Santo Sepolcro chiuso per Coronavirus/ Non succedeva dalla peste del 1349

- Mauro Mantegazza

Santo Sepolcro chiuso per Coronavirus: una chiusura sine die della basilica che contiene il luogo della sepoltura di Gesù non si verificava dalla peste del 1349.

Santo Sepolcro
Processione cattolica nel Santo Sepolcro (LaPresse)
Pubblicità

Santo Sepolcro chiuso per Coronavirus: una notizia che davvero si può definire storica, se si pensa che un fatto del genere non accadeva dal 1349, quando la peste nera cominciò a diffondersi anche in Terra Santa. Quella fu l’ultima volta in cui la Basilica che contiene il luogo della sepoltura di Gesù Cristo venne chiusa sine die, almeno fino a questa pandemia di Coronavirus.

La storia dunque si ripete a Gerusalemme: su disposizione del ministro israeliano della Salute, il rabbino Yaakov Litzman, il Santo Sepolcro, luogo più sacro della Cristianità, si riaprirà solamente in data da destinarsi. Un provvedimento che desta ancora più impressione a ridosso della Settimana Santa: nel Santo Sepolcro infatti venne sepolto Gesù dopo la sua morte in croce sul Golgota, poi la mattina di Pasqua fu trovato vuoto prima dalle donne e poi dagli apostoli Pietro e Giovanni.

La Basilica nel periodo di Pasqua è particolarmente frequentata e anche per questo motivo è stato necessario disporne la dolorosa chiusura. Sono state dunque avvisate le due famiglie (musulmane) che si tramandano di padre in figlio la custodia della chiave con cui ogni giorno alla mattina prestissimo viene aperta la porta della Basilica, chiusa poi al tramonto.

Pubblicità

SANTO SEPOLCRO CHIUSO: LE RICHIESTE DEI CRISTIANI

Il coronavirus ha stravolto anche le celebrazioni di Pasqua al Santo Sepolcro, compresa la Via Crucis sulla via dolorosa che Gesù percorse al Venerdì Santo per raggiungere il Golgota.

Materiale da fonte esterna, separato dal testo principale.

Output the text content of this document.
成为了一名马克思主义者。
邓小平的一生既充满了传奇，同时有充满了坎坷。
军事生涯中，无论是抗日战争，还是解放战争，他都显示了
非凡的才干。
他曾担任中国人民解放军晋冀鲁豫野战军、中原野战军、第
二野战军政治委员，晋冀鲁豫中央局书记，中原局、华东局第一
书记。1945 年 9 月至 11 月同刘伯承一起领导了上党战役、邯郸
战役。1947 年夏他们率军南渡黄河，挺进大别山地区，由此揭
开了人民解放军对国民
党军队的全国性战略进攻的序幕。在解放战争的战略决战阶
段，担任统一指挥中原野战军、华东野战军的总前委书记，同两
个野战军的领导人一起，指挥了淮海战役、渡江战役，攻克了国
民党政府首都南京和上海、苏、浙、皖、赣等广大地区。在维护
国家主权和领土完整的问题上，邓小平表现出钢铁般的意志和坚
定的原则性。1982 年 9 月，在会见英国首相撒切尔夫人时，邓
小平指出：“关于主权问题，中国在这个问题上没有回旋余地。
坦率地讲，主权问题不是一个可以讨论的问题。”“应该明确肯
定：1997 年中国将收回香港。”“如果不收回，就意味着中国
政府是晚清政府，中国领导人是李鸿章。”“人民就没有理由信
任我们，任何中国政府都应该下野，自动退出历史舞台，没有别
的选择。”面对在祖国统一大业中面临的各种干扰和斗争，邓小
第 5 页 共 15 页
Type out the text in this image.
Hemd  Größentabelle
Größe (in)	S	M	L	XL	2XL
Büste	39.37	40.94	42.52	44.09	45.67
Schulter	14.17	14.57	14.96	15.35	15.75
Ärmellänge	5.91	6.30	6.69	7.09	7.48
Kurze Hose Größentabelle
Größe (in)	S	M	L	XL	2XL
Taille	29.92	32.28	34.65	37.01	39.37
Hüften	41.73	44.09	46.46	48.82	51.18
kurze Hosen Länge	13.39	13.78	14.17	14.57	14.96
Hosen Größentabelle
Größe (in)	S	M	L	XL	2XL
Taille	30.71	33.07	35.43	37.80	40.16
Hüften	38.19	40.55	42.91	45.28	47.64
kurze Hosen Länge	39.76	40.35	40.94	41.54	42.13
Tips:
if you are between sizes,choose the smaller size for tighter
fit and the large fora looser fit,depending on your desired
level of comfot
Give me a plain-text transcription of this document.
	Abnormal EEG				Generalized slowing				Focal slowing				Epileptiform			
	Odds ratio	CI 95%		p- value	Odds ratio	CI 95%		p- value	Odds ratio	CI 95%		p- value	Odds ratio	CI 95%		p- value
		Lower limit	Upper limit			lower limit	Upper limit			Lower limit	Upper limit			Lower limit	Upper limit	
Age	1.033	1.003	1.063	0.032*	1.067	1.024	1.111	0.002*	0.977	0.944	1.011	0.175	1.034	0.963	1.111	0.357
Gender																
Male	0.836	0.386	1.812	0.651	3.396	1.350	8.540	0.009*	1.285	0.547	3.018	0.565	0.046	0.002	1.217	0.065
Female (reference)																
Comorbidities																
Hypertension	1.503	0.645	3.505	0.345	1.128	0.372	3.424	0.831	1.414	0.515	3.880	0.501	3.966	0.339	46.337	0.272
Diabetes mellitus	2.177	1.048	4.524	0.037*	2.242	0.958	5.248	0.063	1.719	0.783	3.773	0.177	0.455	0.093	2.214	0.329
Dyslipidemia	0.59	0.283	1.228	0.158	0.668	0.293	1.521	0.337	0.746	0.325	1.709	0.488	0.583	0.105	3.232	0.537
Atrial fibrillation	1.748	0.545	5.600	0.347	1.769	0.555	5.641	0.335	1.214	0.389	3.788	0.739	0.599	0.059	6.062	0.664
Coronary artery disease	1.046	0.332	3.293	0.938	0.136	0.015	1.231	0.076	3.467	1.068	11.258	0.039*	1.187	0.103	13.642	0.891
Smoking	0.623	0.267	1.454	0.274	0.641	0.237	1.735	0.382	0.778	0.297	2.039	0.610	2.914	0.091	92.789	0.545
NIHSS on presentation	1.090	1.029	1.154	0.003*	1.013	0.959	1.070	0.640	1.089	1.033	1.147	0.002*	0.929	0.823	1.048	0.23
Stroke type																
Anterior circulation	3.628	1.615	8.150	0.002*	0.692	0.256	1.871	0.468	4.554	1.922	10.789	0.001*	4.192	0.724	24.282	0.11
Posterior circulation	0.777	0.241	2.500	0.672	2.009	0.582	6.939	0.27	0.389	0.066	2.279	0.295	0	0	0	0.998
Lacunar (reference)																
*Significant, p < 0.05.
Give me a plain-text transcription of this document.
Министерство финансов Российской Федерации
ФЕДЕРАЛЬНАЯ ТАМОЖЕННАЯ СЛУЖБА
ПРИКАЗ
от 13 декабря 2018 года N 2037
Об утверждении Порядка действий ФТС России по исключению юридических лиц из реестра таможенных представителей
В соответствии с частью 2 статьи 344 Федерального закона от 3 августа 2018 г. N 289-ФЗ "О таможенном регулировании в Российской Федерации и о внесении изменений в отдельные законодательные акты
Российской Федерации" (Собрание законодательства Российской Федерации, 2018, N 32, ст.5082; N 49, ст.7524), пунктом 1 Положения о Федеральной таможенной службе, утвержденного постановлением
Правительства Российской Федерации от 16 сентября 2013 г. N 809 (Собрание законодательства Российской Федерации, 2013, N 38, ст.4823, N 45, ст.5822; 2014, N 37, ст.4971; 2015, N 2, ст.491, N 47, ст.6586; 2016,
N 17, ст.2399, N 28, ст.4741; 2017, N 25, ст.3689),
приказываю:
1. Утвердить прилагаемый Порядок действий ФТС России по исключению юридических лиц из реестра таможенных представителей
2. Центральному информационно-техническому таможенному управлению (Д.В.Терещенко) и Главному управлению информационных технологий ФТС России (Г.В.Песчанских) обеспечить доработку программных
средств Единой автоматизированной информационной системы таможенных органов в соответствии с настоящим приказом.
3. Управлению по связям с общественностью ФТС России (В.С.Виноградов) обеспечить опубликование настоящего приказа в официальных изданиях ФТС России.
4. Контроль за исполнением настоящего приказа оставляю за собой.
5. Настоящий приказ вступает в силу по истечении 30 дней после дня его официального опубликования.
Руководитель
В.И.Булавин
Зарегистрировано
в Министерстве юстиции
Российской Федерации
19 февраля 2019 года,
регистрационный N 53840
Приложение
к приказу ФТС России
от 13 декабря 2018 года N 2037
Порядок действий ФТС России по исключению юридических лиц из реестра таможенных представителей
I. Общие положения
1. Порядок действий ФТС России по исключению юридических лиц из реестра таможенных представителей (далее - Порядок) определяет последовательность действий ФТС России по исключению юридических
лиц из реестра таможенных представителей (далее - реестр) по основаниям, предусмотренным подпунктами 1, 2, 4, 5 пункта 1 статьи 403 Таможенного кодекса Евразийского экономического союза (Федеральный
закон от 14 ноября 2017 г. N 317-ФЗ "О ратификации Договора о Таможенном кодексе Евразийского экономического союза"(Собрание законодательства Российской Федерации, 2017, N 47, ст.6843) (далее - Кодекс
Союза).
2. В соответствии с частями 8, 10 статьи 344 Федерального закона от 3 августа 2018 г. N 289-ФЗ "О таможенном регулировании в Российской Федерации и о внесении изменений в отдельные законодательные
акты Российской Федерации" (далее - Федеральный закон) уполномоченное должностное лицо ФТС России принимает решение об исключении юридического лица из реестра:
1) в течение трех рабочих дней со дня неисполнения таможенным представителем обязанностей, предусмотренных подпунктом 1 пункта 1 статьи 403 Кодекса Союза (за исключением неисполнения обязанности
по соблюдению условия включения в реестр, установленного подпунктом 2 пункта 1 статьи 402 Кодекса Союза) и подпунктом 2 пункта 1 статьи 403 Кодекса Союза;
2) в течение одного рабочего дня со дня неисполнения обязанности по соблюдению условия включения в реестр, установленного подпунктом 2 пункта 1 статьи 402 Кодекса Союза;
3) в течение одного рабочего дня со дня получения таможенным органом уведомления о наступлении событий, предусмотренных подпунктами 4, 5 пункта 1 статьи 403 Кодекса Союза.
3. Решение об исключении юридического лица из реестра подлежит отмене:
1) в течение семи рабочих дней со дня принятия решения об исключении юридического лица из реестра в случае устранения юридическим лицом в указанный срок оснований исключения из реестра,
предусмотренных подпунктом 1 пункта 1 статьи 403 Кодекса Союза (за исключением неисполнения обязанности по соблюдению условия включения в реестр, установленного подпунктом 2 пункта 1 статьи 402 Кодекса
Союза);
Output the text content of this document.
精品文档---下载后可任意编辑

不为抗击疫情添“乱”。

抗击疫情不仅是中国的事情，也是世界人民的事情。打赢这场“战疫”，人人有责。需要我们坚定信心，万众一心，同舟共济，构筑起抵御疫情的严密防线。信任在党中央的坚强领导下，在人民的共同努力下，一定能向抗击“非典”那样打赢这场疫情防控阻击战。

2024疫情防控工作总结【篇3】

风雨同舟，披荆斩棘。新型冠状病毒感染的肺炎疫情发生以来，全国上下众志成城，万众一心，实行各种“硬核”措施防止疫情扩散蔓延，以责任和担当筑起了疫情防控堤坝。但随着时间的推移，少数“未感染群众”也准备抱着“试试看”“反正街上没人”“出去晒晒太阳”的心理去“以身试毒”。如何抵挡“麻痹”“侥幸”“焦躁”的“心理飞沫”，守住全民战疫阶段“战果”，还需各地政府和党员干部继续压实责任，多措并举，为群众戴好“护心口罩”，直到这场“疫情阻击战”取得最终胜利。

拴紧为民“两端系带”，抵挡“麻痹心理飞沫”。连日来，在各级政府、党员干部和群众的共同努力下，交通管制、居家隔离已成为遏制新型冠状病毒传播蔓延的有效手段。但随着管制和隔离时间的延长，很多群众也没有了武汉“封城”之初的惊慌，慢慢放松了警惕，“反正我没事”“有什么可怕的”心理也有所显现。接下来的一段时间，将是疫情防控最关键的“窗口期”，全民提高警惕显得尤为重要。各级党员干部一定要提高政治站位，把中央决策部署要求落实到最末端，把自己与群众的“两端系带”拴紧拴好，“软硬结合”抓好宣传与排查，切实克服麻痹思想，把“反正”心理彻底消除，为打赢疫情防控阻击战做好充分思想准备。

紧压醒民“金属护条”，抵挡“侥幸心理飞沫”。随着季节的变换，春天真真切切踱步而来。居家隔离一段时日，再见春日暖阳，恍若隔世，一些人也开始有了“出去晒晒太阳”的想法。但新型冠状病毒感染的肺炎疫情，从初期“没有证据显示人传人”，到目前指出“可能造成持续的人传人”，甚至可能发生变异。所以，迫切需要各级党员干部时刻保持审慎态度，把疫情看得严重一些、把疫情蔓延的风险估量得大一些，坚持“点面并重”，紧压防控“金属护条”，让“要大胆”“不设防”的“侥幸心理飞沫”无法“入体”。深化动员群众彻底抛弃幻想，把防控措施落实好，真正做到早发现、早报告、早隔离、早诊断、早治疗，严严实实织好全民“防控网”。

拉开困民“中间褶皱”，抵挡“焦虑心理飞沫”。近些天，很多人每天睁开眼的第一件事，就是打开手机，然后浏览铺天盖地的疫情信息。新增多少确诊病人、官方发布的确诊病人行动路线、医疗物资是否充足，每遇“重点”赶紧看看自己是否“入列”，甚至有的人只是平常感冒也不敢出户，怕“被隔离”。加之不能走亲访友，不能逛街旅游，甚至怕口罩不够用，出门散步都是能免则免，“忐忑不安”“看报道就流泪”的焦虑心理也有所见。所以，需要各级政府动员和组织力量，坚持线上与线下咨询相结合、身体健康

La comunità cristiana è sotto choc, ma spera ancora che il premier Benjamin Netanyahu possa concedere una dispensa speciale.

Su questo dovrà esprimersi il Comitato di Sicurezza Nazionale: nel caso si tratterebbe comunque di autorizzare l’ingresso solamente di un minuscolo gruppetto di capi religiosi cattolici, armeni ed ortodossi, per celebrare il Triduo Pasquale nel luogo della sepoltura e della Risurrezione del Signore, sia pure a porte chiuse, senza pellegrini e rispettando almeno due metri di distanza anche fra i presenti. Non semplice all’interno del Santo Sepolcro, per via delle ridotte dimensioni di questo luogo così sacro.

Pubblicità

I capi delle varie confessioni cristiane – il patriarca greco-ortodosso Theophilos III, il custode cattolico di Terra Santa Francesco Patton e il patriarca armeno Nourhan Manoughian – sperano comunque che sia possibile almeno fare questo e stanno mettendo pressione al governo di Israele.

SANTO SEPOLCRO CHIUSO: GIORNI DIFFICILI PER ISRAELE

Essi hanno scritto al primo ministro e per conoscenza anche al presidente Reuven Rivlin e al procuratore generale Avichai Mandelblit per lamentarsi che “il più sacro sito dei cristiani resta chiuso non solo per i fedeli, ma anche per i capi delle Chiese che vi vivono dentro” e che questo non corrisponde al rispetto della libertà di culto e dalla parità di trattamento con le altre componenti religiose della società israeliana.

La vita liturgica all’interno della Basilica del Santo Sepolcro, sebbene a porte chiuse in ottemperanza ai divieti in vigore, continua nel frattempo grazie ai monaci e ai frati che stabilmente presidiano il complesso da dentro, senza poter uscire.

Per il Governo di Israele decidere se accontentare i leader cristiani e dare loro modo di celebrare la Pasqua significa aprire un contenzioso con ebrei e musulmani visto che il Ministro della Salute Yaakov Litzman (che è risultato positivo al Coronavirus) ha disposto la chiusura anche del Muro del Pianto, di tutte le moschee e delle sinagoghe. Infatti anche i rabbini stanno facendo pressione per poter festeggiare Pesach, la Pasqua ebraica che commemora la liberazione del popolo ebreo dall’Egitto, che inizia l’8 di aprile.